Ricordo ancora il mio primo business meeting in Corea del Sud nel 2013, alla scoperta di un paese di cui conoscevo a malapena la localizzazione geografica ma che era gia’ affermato come uno dei piu’ importanti mercati asiatici per i principali marchi del Lusso.

Arrivato nel quartier generale di una grande multinazionale della cosmetica, che in Asia è una religione di cui la Corea è indiscussa profeta, dopo i convenevoli di rito, al Team Marketing locale spetta la presentazione della loro Azienda.

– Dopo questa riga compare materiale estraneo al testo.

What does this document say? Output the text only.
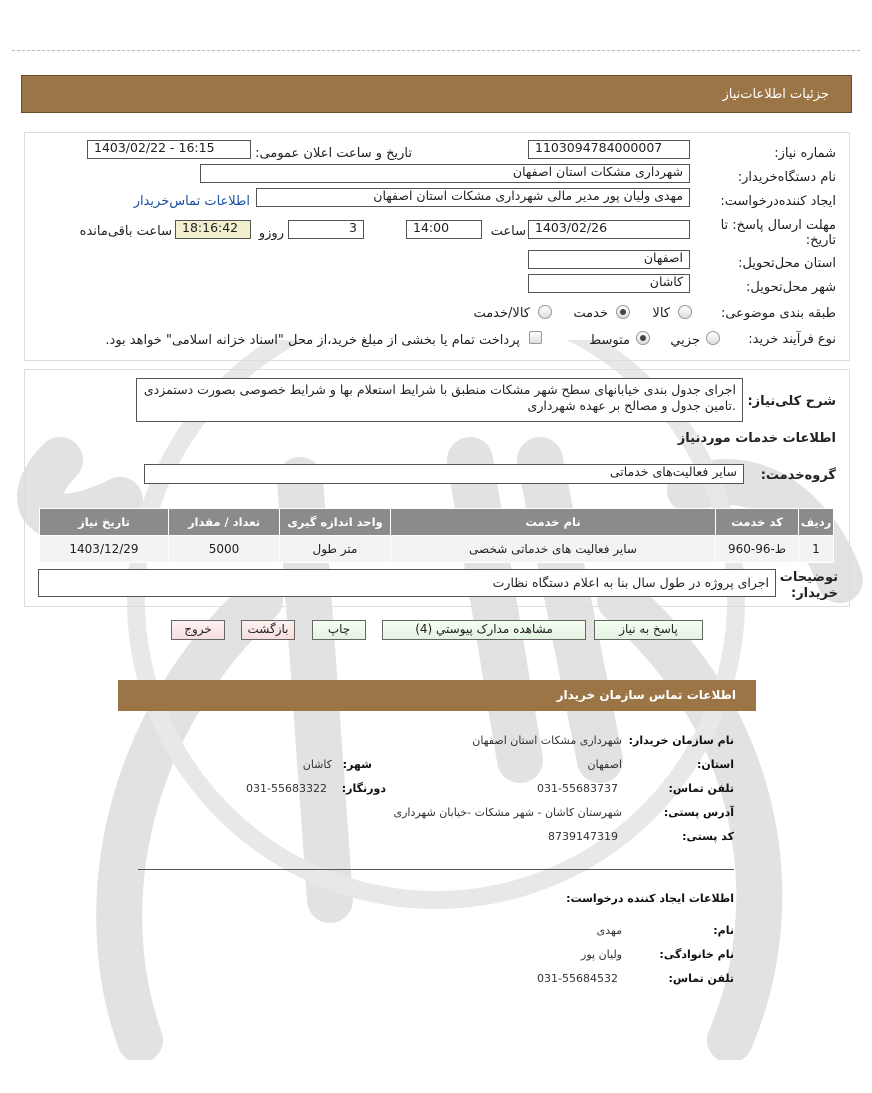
جزئیات اطلاعات‌نیاز
شماره نیاز:
1103094784000007
تاریخ و ساعت اعلان عمومی:
1403/02/22 - 16:15
نام دستگاه‌خریدار:
شهرداری مشکات استان اصفهان
ایجاد کننده‌درخواست:
مهدی ولیان پور مدیر مالی شهرداری مشکات استان اصفهان
اطلاعات تماس‌خریدار
مهلت ارسال پاسخ: تا
تاریخ:
1403/02/26
ساعت
14:00
3
روزو
18:16:42
ساعت باقی‌مانده
استان محل‌تحویل:
اصفهان
شهر محل‌تحویل:
کاشان
طبقه بندی موضوعی:
کالا
خدمت
کالا/خدمت
نوع فرآیند خرید:
جزیي
متوسط
پرداخت تمام یا بخشی از مبلغ خرید،از محل "اسناد خزانه اسلامی" خواهد بود.
شرح کلی‌نیاز:
اجرای جدول بندی خیابانهای سطح شهر مشکات منطبق با شرایط استعلام بها و شرایط خصوصی بصورت دستمزدی .تامین جدول و مصالح بر عهده شهرداری
اطلاعات خدمات موردنیاز
گروه‌خدمت:
سایر فعالیت‌های خدماتی
ردیف	کد خدمت	نام خدمت	واحد اندازه گیری	تعداد / مقدار	تاریخ نیاز
1	ط-96-960	سایر فعالیت های خدماتی شخصی	متر طول	5000	1403/12/29
توضیحات
خریدار:
اجرای پروژه در طول سال بنا به اعلام دستگاه نظارت
پاسخ به نیاز
مشاهده مدارک پیوستي (4)
چاپ
بازگشت
خروج
اطلاعات تماس سازمان خریدار
نام سازمان خریدار:
شهرداری مشکات استان اصفهان
استان:
اصفهان
شهر:
کاشان
تلفن تماس:
031-55683737
دورنگار:
031-55683322
آدرس پستی:
شهرستان کاشان - شهر مشکات -خیابان شهرداری
کد پستی:
8739147319
اطلاعات ایجاد کننده درخواست:
نام:
مهدی
نام خانوادگی:
ولیان پور
تلفن تماس:
031-55684532
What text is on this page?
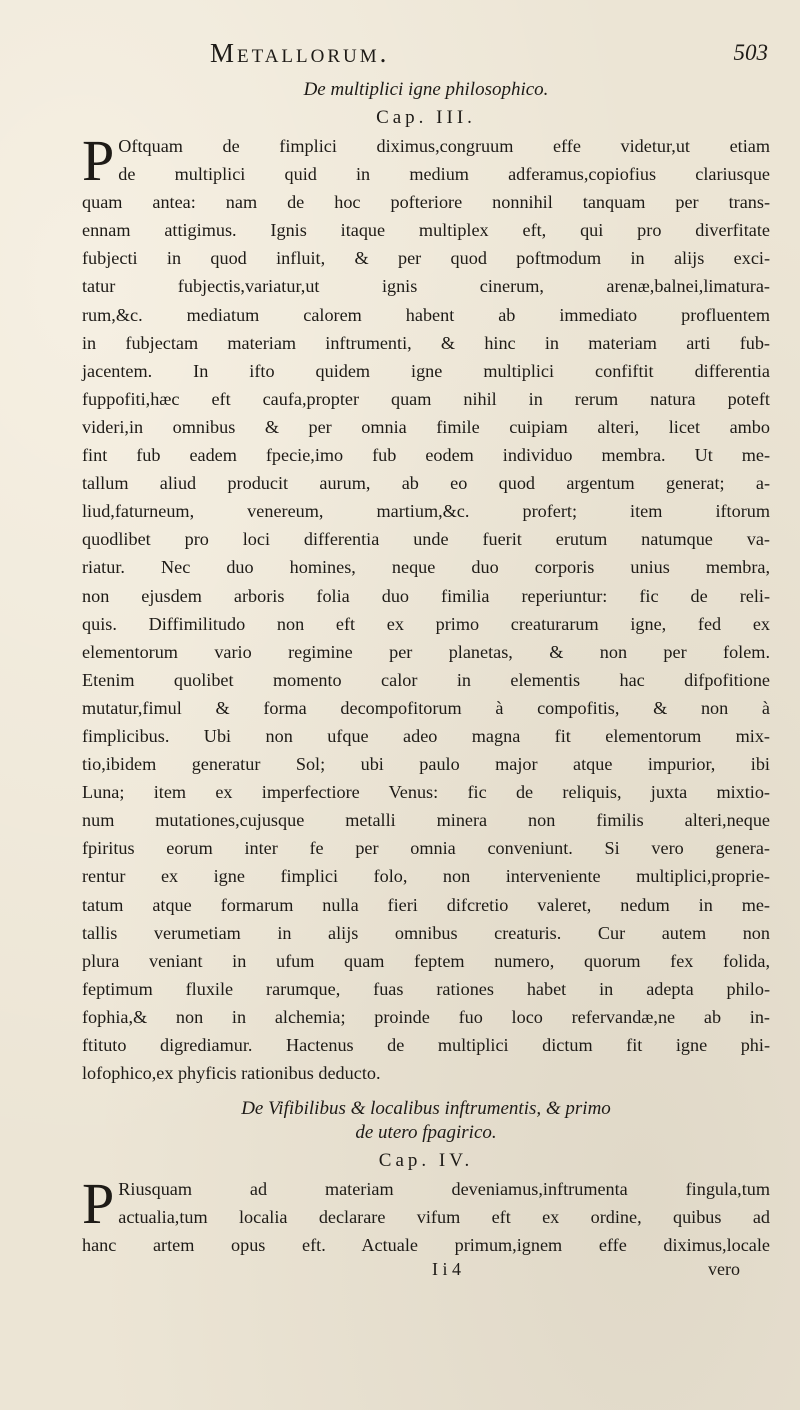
Metallorum.	503
De multiplici igne philosophico.
Cap. III.
P Oftquam de fimplici diximus,congruum effe videtur,ut etiam
de multiplici quid in medium adferamus,copiofius clariusque
quam antea: nam de hoc pofteriore nonnihil tanquam per trans-
ennam attigimus. Ignis itaque multiplex eft, qui pro diverfitate
fubjecti in quod influit, & per quod poftmodum in alijs exci-
tatur fubjectis,variatur,ut ignis cinerum, arenæ,balnei,limatura-
rum,&c. mediatum calorem habent ab immediato profluentem
in fubjectam materiam inftrumenti, & hinc in materiam arti fub-
jacentem. In ifto quidem igne multiplici confiftit differentia
fuppofiti,hæc eft caufa,propter quam nihil in rerum natura poteft
videri,in omnibus & per omnia fimile cuipiam alteri, licet ambo
fint fub eadem fpecie,imo fub eodem individuo membra. Ut me-
tallum aliud producit aurum, ab eo quod argentum generat; a-
liud,faturneum, venereum, martium,&c. profert; item iftorum
quodlibet pro loci differentia unde fuerit erutum natumque va-
riatur. Nec duo homines, neque duo corporis unius membra,
non ejusdem arboris folia duo fimilia reperiuntur: fic de reli-
quis. Diffimilitudo non eft ex primo creaturarum igne, fed ex
elementorum vario regimine per planetas, & non per folem.
Etenim quolibet momento calor in elementis hac difpofitione
mutatur,fimul & forma decompofitorum à compofitis, & non à
fimplicibus. Ubi non ufque adeo magna fit elementorum mix-
tio,ibidem generatur Sol; ubi paulo major atque impurior, ibi
Luna; item ex imperfectiore Venus: fic de reliquis, juxta mixtio-
num mutationes,cujusque metalli minera non fimilis alteri,neque
fpiritus eorum inter fe per omnia conveniunt. Si vero genera-
rentur ex igne fimplici folo, non interveniente multiplici,proprie-
tatum atque formarum nulla fieri difcretio valeret, nedum in me-
tallis verumetiam in alijs omnibus creaturis. Cur autem non
plura veniant in ufum quam feptem numero, quorum fex folida,
feptimum fluxile rarumque, fuas rationes habet in adepta philo-
fophia,& non in alchemia; proinde fuo loco refervandæ,ne ab in-
ftituto digrediamur. Hactenus de multiplici dictum fit igne phi-
lofophico,ex phyficis rationibus deducto.
De Vifibilibus & localibus inftrumentis, & primo
de utero fpagirico.
Cap. IV.
P Riusquam ad materiam deveniamus,inftrumenta fingula,tum
actualia,tum localia declarare vifum eft ex ordine, quibus ad
hanc artem opus eft. Actuale primum,ignem effe diximus,locale
I i 4	vero
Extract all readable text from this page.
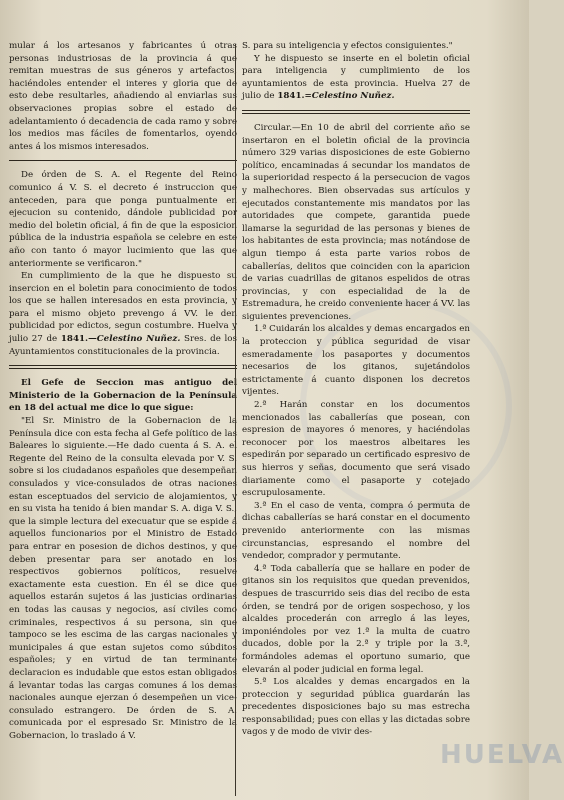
mular á los artesanos y fabricantes ú otras personas industriosas de la provincia á que remitan muestras de sus géneros y artefactos, haciéndoles entender el interes y gloria que de esto debe resultarles, añadiendo al enviarlas sus observaciones propias sobre el estado de adelantamiento ó decadencia de cada ramo y sobre los medios mas fáciles de fomentarlos, oyendo antes á los mismos interesados.

De órden de S. A. el Regente del Reino comunico á V. S. el decreto é instruccion que anteceden, para que ponga puntualmente en ejecucion su contenido, dándole publicidad por medio del boletin oficial, á fin de que la esposicion pública de la industria española se celebre en este año con tanto ó mayor lucimiento que las que anteriormente se verificaron."

En cumplimiento de la que he dispuesto su insercion en el boletin para conocimiento de todos los que se hallen interesados en esta provincia, y para el mismo objeto prevengo á VV. le den publicidad por edictos, segun costumbre. Huelva y julio 27 de 1841.—Celestino Nuñez. Sres. de los Ayuntamientos constitucionales de la provincia.

El Gefe de Seccion mas antiguo del Ministerio de la Gobernacion de la Península en 18 del actual me dice lo que sigue:

"El Sr. Ministro de la Gobernacion de la Península dice con esta fecha al Gefe político de las Baleares lo siguiente.—He dado cuenta á S. A. el Regente del Reino de la consulta elevada por V. S. sobre si los ciudadanos españoles que desempeñan consulados y vice-consulados de otras naciones estan esceptuados del servicio de alojamientos, y en su vista ha tenido á bien mandar S. A. diga V. S., que la simple lectura del execuatur que se espide á aquellos funcionarios por el Ministro de Estado para entrar en posesion de dichos destinos, y que deben presentar para ser anotado en los respectivos gobiernos políticos, resuelve exactamente esta cuestion. En él se dice que aquellos estarán sujetos á las justicias ordinarias en todas las causas y negocios, así civiles como criminales, respectivos á su persona, sin que tampoco se les escima de las cargas nacionales y municipales á que estan sujetos como súbditos españoles; y en virtud de tan terminante declaracion es indudable que estos estan obligados á levantar todas las cargas comunes á los demas nacionales aunque ejerzan ó desempeñen un vice-consulado estrangero. De órden de S. A. comunicada por el espresado Sr. Ministro de la Gobernacion, lo traslado á V.

S. para su inteligencia y efectos consiguientes."

Y he dispuesto se inserte en el boletin oficial para inteligencia y cumplimiento de los ayuntamientos de esta provincia. Huelva 27 de julio de 1841.=Celestino Nuñez.

Circular.—En 10 de abril del corriente año se insertaron en el boletin oficial de la provincia número 329 varias disposiciones de este Gobierno político, encaminadas á secundar los mandatos de la superioridad respecto á la persecucion de vagos y malhechores. Bien observadas sus artículos y ejecutados constantemente mis mandatos por las autoridades que compete, garantida puede llamarse la seguridad de las personas y bienes de los habitantes de esta provincia; mas notándose de algun tiempo á esta parte varios robos de caballerías, delitos que coinciden con la aparicion de varias cuadrillas de gitanos espelidos de otras provincias, y con especialidad de la de Estremadura, he creido conveniente hacer á VV. las siguientes prevenciones.

1.ª Cuidarán los alcaldes y demas encargados en la proteccion y pública seguridad de visar esmeradamente los pasaportes y documentos necesarios de los gitanos, sujetándolos estrictamente á cuanto disponen los decretos vijentes.

2.ª Harán constar en los documentos mencionados las caballerías que posean, con espresion de mayores ó menores, y haciéndolas reconocer por los maestros albeitares les espedirán por separado un certificado espresivo de sus hierros y señas, documento que será visado diariamente como el pasaporte y cotejado escrupulosamente.

3.ª En el caso de venta, compra ó permuta de dichas caballerías se hará constar en el documento prevenido anteriormente con las mismas circunstancias, espresando el nombre del vendedor, comprador y permutante.

4.ª Toda caballería que se hallare en poder de gitanos sin los requisitos que quedan prevenidos, despues de trascurrido seis dias del recibo de esta órden, se tendrá por de origen sospechoso, y los alcaldes procederán con arreglo á las leyes, imponiéndoles por vez 1.ª la multa de cuatro ducados, doble por la 2.ª y triple por la 3.ª, formándoles ademas el oportuno sumario, que elevarán al poder judicial en forma legal.

5.ª Los alcaldes y demas encargados en la proteccion y seguridad pública guardarán las precedentes disposiciones bajo su mas estrecha responsabilidad; pues con ellas y las dictadas sobre vagos y de modo de vivir des-

HUELVA
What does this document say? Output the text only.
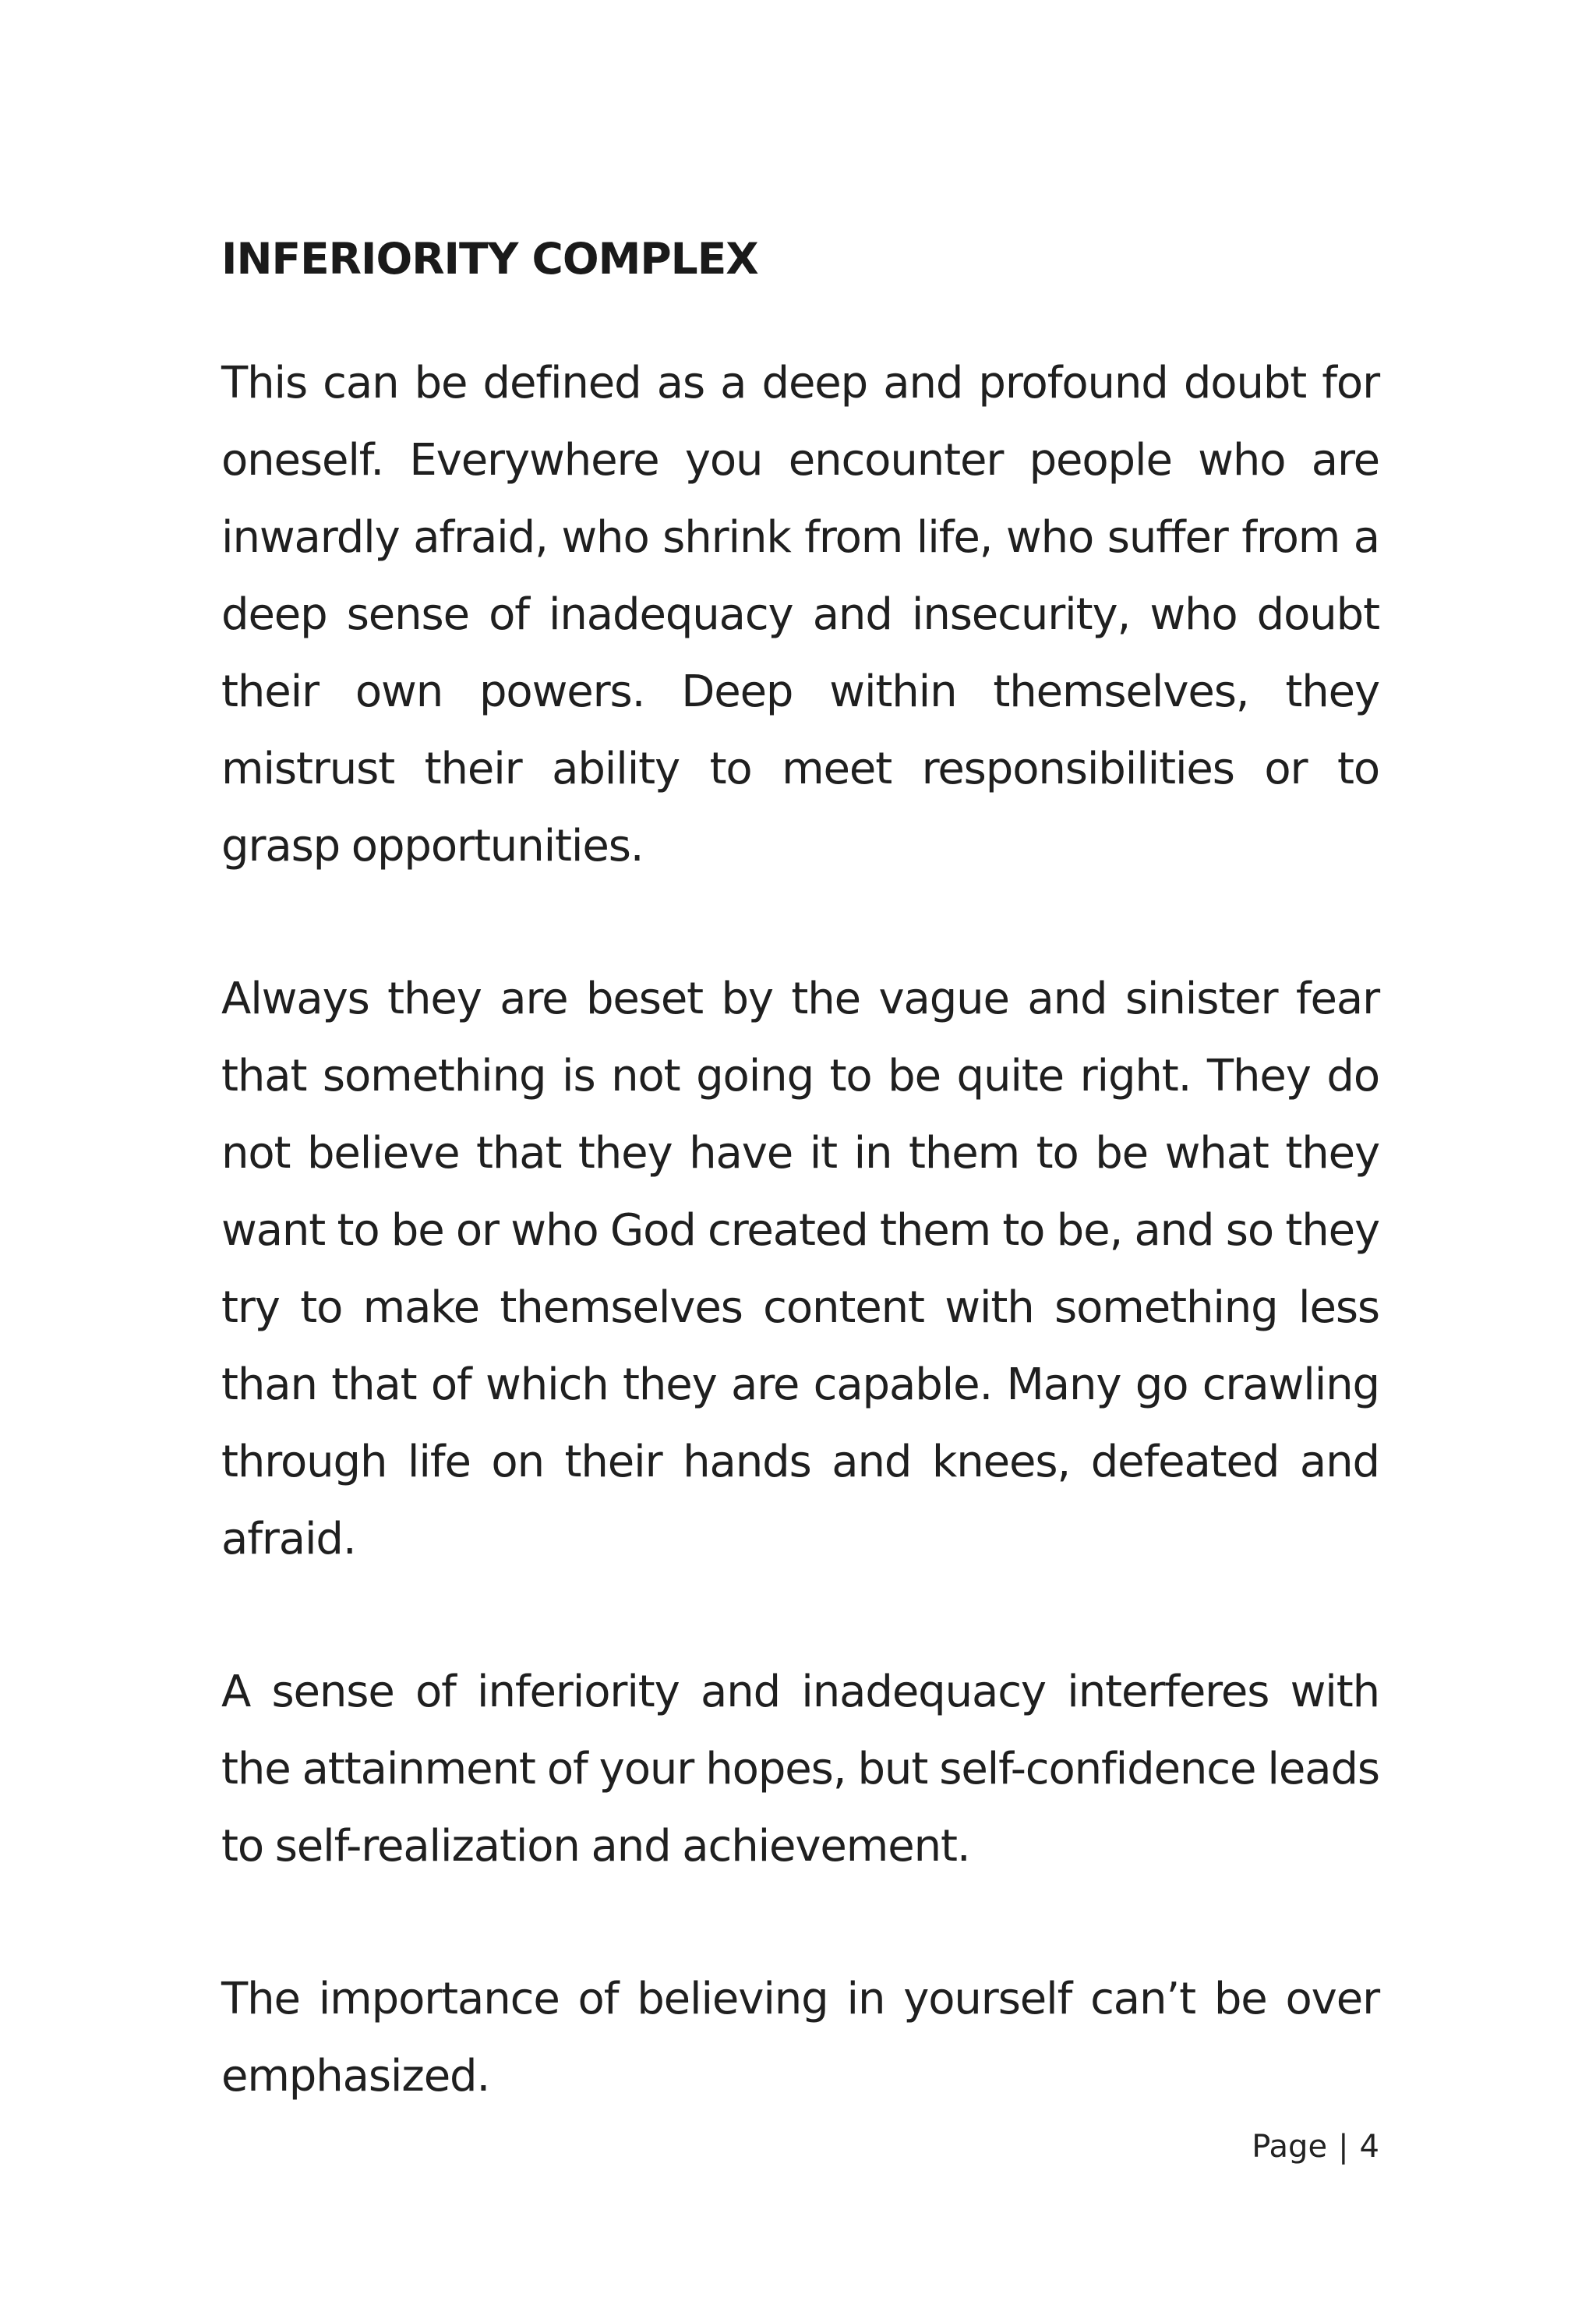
INFERIORITY COMPLEX

This can be defined as a deep and profound doubt for oneself. Everywhere you encounter people who are inwardly afraid, who shrink from life, who suffer from a deep sense of inadequacy and insecurity, who doubt their own powers. Deep within themselves, they mistrust their ability to meet responsibilities or to grasp opportunities.

Always they are beset by the vague and sinister fear that something is not going to be quite right. They do not believe that they have it in them to be what they want to be or who God created them to be, and so they try to make themselves content with something less than that of which they are capable. Many go crawling through life on their hands and knees, defeated and afraid.

A sense of inferiority and inadequacy interferes with the attainment of your hopes, but self-confidence leads to self-realization and achievement.

The importance of believing in yourself can’t be over emphasized.

Page | 4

Momento solenne: spengono le luci, parte un video che mostra la terra ripresa dallo spazio, in sottofondo musica wagneriana. Il Direttore Marketing inizia cosi: “Buongiorno, questi siamo noi e siamo qui per conquistare il mondo”.

Inizialmente ho pensato che lui scherzasse o che io avessi capito male, poi mi sono reso conto che era serissimo e che aveva non solo una visione, ma anche l’attitudine giusta per provare a realizzarla.

Per onestà intellettuale devo dire che tutti gli incontri di business che ho avuto a Seoul negli anni successivi si sono sviluppati con modalità più convenzionali, però la vocazione percepita nel primo meeting è spesso riemersa in forme diverse e modalità a volte più sottili.

Fare business in Corea significa infatti affrontare una miscela di pragmatismo e aggressività, un mix tra America e Cina, tra economia liberista e piani governativi quinquennali, e un approccio senza fronzoli ma invece esigente che rimanda alla storia del paese e lo rende un caso unico e molto interessante.

In poche decine di anni, grazie a politiche economiche orientate a sostenere l’export e l’innovazione non solo tecnologica, la Corea del Sud ha realizzato un’impressionante trasformazione economica.

Quella che negli anni ’60 era un’economia agricola con un GDP tra i più bassi al mondo è diventata oggi la decima economia mondiale, il paese con la più alta capacità innovativa, secondo il Bloomberg Innovation Index. È anche il modello riconosciuto cui guardano i paesi in via di sviluppo, anche per la capacità dimostrata nel bilanciare velocissimo sviluppo economico con efficace distribuzione del reddito e superamento della povertà.

 

Last but not least, accanto all’hard power evidente nei numeri del Pil, dell’export e nella tecnologia, la Corea ha saputo sviluppare anche un proprio soft power, essenziale a livello di strategia Paese, che l’ha resa riconosciuto punto di riferimento sul piano culturale e ispirazionale in Asia e Medio Oriente. E ora si sta imponendo sempre più anche tra i paesi del primo mondo.

In questa storia di sviluppo hard e soft, l’Entertainment Industry, l’Hallyuwood, ha giocato un ruolo essenziale, non inferiore a quello dei grandi Chaebol, i conglomerati industriali come Samsung, LG, Hyundai o Lotte.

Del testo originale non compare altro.